Data quality checks (cont.)

  • Unit tests for data
  • Example 2: Checking outliers
def is_outlier(value,q1,q3):
    iqr = q3 - q1 # Interquartile range
    lower_bound = q1 - 1.5 * iqr
    upper_bound = q3 + 1.5 * iqr
    return value < lower_bound or value > upper_bound

def column_has_outliers(data, column):
    q1 = data[column].quantile(0.25) # First quartile
    q3 = data[column].quantile(0.75) # Third quartile
    return any(data[column].apply(lambda x: is_outlier(x, q1, q3)))
    
assert not column_has_outliers(data, 'Likes_numeric'), "Likes has outliers"
-----------------------------------------------------------
AssertionError            Traceback (most recent call last)
Cell In[4], line 12
      9     q3 = data[column].quantile(0.75) # Third quartile
     10     return any(data[column].apply(lambda x: is_outlier(x, q1, q3)))
---> 12 assert not column_has_outliers(data, 'Likes_numeric'), "Likes has outliers"

AssertionError: Likes has outliers

Linting

  • A type of static analysis
    • Analyzing code without executing it
  • Checks for: Code quality
  • We’ll be starting with ruff.

Example of Low Quality Code

import numpy as np
import pandas as pd

def simulate_data(n):
    x = np.random.uniform(0, 1, n)
    y = 2 + 3 * x + np.random.normal(0, 1, n)
    return x, y

from matplotlib import pyplot as plt

def plot_data(x, y):
    width = 100
    height = 100
    plt.scatter(x, y)
    plt.xlabel('x')
    plt.ylabel('y')
    plt.show()

plot_data(*simulate_data(100))

Continuous integration

  • You’re going to set up your tests and linting to run automatically every time you push code to GitHub.

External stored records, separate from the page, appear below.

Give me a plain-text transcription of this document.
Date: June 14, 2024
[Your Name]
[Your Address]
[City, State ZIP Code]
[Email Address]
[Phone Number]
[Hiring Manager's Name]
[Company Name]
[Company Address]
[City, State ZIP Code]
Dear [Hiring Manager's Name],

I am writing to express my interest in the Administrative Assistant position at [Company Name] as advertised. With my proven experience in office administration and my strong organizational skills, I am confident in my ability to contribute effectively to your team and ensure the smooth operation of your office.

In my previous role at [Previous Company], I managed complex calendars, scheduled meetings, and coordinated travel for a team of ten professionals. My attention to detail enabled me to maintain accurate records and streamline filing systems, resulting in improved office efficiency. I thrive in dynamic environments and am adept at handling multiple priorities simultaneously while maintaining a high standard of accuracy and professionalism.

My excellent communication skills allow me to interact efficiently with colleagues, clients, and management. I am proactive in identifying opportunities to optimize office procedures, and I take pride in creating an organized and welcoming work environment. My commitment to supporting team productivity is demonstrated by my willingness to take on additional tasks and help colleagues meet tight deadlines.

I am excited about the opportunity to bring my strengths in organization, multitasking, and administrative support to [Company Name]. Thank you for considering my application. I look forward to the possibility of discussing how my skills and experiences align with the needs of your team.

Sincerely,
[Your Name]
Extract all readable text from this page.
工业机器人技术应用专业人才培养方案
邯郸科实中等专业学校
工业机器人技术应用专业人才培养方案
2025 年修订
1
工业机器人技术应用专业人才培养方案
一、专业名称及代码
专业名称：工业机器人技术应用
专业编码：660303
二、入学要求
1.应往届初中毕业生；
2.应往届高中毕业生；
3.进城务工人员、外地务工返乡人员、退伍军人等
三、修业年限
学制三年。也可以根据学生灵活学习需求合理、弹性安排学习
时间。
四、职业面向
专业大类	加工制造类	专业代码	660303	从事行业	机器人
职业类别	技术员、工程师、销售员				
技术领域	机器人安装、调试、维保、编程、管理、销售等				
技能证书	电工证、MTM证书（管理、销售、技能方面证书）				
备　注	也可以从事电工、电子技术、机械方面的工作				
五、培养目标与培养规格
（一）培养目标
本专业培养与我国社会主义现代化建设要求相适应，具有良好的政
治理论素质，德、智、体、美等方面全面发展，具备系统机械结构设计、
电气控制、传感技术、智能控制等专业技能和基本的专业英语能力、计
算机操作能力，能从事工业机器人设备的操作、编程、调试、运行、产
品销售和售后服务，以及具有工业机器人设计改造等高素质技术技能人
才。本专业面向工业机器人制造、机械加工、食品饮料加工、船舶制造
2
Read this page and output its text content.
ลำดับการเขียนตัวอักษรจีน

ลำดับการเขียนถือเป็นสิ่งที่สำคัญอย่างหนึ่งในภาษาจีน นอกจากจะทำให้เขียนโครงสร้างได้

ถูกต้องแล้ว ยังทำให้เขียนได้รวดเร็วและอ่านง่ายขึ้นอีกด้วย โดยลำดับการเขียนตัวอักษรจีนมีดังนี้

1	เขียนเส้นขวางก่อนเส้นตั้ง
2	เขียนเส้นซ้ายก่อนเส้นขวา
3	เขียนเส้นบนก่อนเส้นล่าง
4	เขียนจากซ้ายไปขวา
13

  • This is one of those times where you’ll follow instructions without necessarily knowing what’s going on

Workflows

  • A workflow is an automated process made up of one or more jobs
  • We use a YAML file to define our workflow configuration
name: Run tests

on: push

jobs:
  tests:
    runs-on: ubuntu-latest
    steps:
      - name: Clone repository
        uses: actions/checkout@v4
      # https://github.com/actions/setup-python
      - name: Install Python
        uses: actions/setup-python@v5
        with:
          python-version: "3.12"
          cache: pip
      - name: Install dependencies
        run: pip install -r requirements.txt
      - name: Run tests
        # https://pytest-cov.readthedocs.io/en/latest/readme.html
        run: pytest --cov
      # https://github.com/astral-sh/ruff-action
      - name: Run ruff
        uses: astral-sh/ruff-action@v3
        with:
          version: latest

Task

Steps

  1. Install Ruff
    1. Install the ruff VSCode extension.
    2. Open up your Python files, you’ll likely see some warnings.
      • Don’t do anything with them yet.
  2. Set up a GitHub Actions workflow
    1. In a branch, add a copy of .github/workflows/tests.yml.
    2. Create a pull request.
    3. View the results of the Actions run.
    4. If the workflow is failing, review the errors and address them.